Stress may also lead to inflammatory conditions like rosacea. This is a common skin condition that can cause redness and visible blood vessels on your face.
If you’ve already got a skin condition like acne, stress can make it worse. Stress may also trigger flare-ups of problems caused by something else, such as an infection. One example is the herpes simplex virus, which causes cold sores. It lies dormant (not active) in your body but can cause symptoms when you’re stressed or run down.
Responding to stress
Stress can be hard to avoid. How you respond to it can affect your skin too.
Stress can keep you awake at night. It may also increase the urge to scratch itchy eczema and urticaria. This can make it even harder to get a good night’s sleep.
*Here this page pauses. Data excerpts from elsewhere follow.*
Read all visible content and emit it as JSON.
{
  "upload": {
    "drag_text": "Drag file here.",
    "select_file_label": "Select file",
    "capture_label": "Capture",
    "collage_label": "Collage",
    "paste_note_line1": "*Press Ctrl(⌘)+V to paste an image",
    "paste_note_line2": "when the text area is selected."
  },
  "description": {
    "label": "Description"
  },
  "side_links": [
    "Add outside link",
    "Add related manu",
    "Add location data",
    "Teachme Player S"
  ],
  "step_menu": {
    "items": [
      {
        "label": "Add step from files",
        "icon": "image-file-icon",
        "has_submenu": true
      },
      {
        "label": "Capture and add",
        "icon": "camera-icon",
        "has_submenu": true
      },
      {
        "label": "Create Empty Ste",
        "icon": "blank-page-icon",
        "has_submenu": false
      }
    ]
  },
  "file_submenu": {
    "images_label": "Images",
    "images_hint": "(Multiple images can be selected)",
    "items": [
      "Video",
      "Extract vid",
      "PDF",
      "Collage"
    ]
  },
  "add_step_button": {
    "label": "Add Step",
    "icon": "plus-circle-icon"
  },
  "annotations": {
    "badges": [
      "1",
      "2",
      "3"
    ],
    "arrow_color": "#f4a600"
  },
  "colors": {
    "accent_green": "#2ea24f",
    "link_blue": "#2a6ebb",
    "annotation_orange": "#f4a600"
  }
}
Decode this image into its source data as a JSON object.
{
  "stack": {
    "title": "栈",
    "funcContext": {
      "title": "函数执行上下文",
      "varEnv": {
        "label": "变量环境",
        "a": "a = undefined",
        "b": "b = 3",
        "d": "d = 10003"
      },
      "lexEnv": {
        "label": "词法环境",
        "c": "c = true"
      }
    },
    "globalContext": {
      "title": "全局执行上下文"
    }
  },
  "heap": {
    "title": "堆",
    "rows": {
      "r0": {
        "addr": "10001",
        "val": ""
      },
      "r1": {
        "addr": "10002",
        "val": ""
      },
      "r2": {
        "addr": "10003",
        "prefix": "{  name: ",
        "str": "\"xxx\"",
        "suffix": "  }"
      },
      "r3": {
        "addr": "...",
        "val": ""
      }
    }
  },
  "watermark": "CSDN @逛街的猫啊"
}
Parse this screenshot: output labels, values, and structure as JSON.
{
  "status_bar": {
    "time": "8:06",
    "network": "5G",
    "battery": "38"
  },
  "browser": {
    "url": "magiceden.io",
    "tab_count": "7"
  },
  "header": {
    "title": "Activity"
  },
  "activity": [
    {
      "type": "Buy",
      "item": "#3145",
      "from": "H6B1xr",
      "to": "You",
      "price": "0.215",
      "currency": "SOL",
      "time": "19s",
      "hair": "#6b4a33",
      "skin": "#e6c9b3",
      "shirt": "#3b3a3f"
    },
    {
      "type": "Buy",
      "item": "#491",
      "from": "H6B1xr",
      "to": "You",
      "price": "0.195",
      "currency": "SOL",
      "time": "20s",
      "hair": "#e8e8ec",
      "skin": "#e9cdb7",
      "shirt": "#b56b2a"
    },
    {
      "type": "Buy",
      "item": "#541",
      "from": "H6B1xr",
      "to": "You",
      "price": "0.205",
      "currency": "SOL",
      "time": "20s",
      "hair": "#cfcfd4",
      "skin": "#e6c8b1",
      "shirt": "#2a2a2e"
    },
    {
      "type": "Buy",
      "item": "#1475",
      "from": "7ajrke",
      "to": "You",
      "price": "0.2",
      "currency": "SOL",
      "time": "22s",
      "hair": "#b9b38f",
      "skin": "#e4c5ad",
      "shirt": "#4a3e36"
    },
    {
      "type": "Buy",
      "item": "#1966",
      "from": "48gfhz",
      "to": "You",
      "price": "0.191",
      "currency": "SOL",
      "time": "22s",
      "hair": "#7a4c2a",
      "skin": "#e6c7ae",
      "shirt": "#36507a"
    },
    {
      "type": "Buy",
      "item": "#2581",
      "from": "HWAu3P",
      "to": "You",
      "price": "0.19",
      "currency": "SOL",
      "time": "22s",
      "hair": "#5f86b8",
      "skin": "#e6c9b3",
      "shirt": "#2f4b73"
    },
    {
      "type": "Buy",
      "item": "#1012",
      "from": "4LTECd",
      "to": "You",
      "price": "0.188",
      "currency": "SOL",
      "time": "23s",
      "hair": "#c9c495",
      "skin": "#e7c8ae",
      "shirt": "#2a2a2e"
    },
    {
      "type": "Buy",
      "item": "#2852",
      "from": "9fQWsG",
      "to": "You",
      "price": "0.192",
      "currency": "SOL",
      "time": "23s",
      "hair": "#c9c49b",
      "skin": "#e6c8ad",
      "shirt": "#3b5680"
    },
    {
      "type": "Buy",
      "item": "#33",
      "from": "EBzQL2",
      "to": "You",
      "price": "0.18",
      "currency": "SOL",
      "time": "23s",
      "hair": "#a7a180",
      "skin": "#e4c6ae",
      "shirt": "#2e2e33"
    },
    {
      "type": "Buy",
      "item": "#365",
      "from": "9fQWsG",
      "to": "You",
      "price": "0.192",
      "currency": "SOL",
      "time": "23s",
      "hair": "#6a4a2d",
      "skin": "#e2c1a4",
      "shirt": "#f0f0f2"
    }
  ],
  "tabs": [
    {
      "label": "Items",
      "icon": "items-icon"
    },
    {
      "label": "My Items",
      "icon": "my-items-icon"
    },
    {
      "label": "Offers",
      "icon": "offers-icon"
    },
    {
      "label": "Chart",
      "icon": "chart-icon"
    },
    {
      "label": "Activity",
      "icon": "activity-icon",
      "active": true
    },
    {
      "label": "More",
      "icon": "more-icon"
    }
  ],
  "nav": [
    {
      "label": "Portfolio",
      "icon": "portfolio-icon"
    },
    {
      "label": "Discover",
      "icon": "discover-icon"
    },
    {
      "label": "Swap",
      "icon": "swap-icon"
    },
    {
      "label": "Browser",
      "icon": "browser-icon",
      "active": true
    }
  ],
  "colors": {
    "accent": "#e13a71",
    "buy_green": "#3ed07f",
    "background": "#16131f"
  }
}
You might find you turn to sugary and fatty comfort foods, alcohol, caffeine or smoking to cope with stress. But they aren’t good for either your overall health or your skin. Alcohol and caffeine, for example, can cause skin redness, such as rosacea. They can also trigger the itchiness of urticaria and eczema. Smoking and drinking too much can make psoriasis worse too.
Stress can also trigger habits called ‘body-focused repetitive behaviours’. This includes things like pulling at your hair and lashes or picking at your skin. These addictive habits release a ‘feel-good’ hormone called dopamine. They can seem a form of short-term stress relief but are damaging in the long term.
Breaking the cycle
Skin conditions may also cause stress because of how they make you feel about yourself. They can also impact your everyday life including your social activities and relationships. You can end up in a ‘vicious cycle’. For instance, you might worry about stress causing a flare-up and this can make it more difficult to cope with whatever’s making you stressed.
It’s important to break this cycle. Talk to your doctor about tackling both problems together. Relaxation techniques can help to reduce stress and the ‘habit scratching’ that makes eczema worse.
Cognitive behavioural therapy (CBT) can help you react differently to potentially stressful situations. It can also teach you to cope with the psychological effects of a skin condition. You might find it helps to address any body-focused repetitive behaviours too.
Mindfulness is about being present in the moment. It makes you more aware of how you feel, both emotionally and physically. It can help you be kinder to yourself and others. It can also help reduce stress symptoms that affect your skin, such as anger. Anger, for example, causes flushing (redness) in rosacea.
One study even suggests that combining CBT and mindfulness can help to treat psoriasis.
Physical activity can also reduce your risk of stress, boost your mental and physical wellbeing. Exercise done at least four hours before you go to bed can also help you sleep better.
Your doctor can talk to you about ‘good sleep hygiene’ too, so you get the rest needed to deal with stress.
Getting help and support
Speak to your doctor, who can suggest local support groups and healthy lifestyle advice. These may help you feel better able to cope with both stress and your skin problem.
You may not be able to avoid stress altogether. But there are ways to reduce stress levels and its impact on your skin.